Sherpa

Sherpa hybrider Newcomer aus Bergen

Sherpa Newcomer aus Bergen

Sherpa Newcomer aus Bergen

In einem Gastartikel von Redakteur Eddie Vollgas stellen wir Euch heute Sherpa vor.

Bergen ist nicht nur die zweitgrößte Stadt in Norwegen, sondern entpuppt immer mehr als Schmelzpunkt für kommende Indie-Newcomer. In der Vergangenheit haben sich bereits Acts wie Kings of Convenience, Kakkmaddafakka oder Erlend Øye wohltuend aus der Szene hervorgetan. Doch nun zeichnet sich mit SHERPA einer der nächsten Highlights am Musikhorizont ab.

Dabei bringen SHERPA allerhand interessantes Handwerkszeug mit.

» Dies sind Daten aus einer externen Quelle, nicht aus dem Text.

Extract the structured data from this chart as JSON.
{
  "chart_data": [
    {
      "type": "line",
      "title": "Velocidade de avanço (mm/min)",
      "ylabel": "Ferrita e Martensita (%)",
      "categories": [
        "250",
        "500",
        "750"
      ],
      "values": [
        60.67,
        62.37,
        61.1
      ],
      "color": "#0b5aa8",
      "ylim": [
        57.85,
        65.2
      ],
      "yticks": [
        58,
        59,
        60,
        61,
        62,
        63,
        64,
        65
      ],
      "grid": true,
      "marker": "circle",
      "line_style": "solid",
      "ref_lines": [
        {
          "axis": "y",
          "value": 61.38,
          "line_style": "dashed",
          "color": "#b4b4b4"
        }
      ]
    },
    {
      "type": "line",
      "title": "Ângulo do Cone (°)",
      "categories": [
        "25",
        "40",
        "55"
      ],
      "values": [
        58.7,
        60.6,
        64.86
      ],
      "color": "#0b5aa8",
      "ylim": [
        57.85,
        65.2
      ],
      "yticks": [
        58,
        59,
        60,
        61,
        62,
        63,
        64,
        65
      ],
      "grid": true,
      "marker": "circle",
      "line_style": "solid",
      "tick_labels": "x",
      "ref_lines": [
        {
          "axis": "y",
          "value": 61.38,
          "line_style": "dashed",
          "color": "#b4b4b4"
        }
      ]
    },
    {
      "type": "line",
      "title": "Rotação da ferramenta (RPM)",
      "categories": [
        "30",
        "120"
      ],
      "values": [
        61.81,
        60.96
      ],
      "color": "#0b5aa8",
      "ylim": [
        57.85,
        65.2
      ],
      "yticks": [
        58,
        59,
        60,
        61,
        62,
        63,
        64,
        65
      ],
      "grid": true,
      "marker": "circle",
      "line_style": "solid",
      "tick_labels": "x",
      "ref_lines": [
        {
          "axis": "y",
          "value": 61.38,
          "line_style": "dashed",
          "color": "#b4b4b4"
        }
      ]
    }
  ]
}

Denn die drei Nordmänner weitläufig als „Indie-Rocker“ abzulegen, würde der Band bei weitem nicht gerecht werden. Bereits 2012 gegründet, haben sich Babak Ziai, Johannes Vaage sowie Nils Henrik Sagvåg von einigen Stilen inspirieren lassen, um die Genregrenzen aufzusprengen.

So sind die Tracks von SHERPA ein recht buntes Konglomerat aus den Einflüssen von Hip-Hop und Indie-Rock sowie Elementen aus Funk und Jazz, noch ein wenig Elektronik und Live-Loops dazu und zum abrunden gleich noch ein paar große Brocken persischer Musik, die Babak bestimmt aus seiner Heimat Iran mitgebracht hat – fertig war der SHERPA-Sound!

Mit den Tracks „The Mind“ sowie „Mantra“ konnte SHERPA mit ihrem Stilmix bereits ordentlich punkten und einige Aufmerksamkeit für sich verbuchen. Beide Songs versprühen eine Energie, die gerade durch ihre funkigen Elemente sofort in´s Blut und damit in die Füße schiesst. Wer hier noch still stehen kann oder zu mindestens nicht mit dem Kopf wackelt, ist eh auf verlorenen Boden.

Das Zeug stürmt direkt durch dein Ohr in den Kopf und dockt an alle Rezeptoren an, die für gute Laune sorgen. Und als ob der SHERPA-Sound nicht schon genug animierend ist, wird man spätestens bei der Stimme von Babak Ziai die Lauscher spitzen müssen. Denn mit seiner rohen und rotzigen Art vermag er es auf dem bereits prächtigen musikalischen Fundament seiner Mitstreiter noch einen roten Teppich auszurollen. So und nicht anders sollen SHERPA klingen. Perfekt!

Wer sich jetzt fragt, wo hier der Haken an der Sache ist und wann der Typ endlich aufhört in Euphorismen zu schwafeln … hier kommen die schlechten Nachrichten: noch machen sich SHERPA bei uns recht rar. Eher auf kleineren Festivals oder Clubkonzerten anzutreffen, basteln sie weiter eifrig an ihren Songs und der ersten CD, die erst im Frühjahr 2017 erscheinen soll. Stay tunend!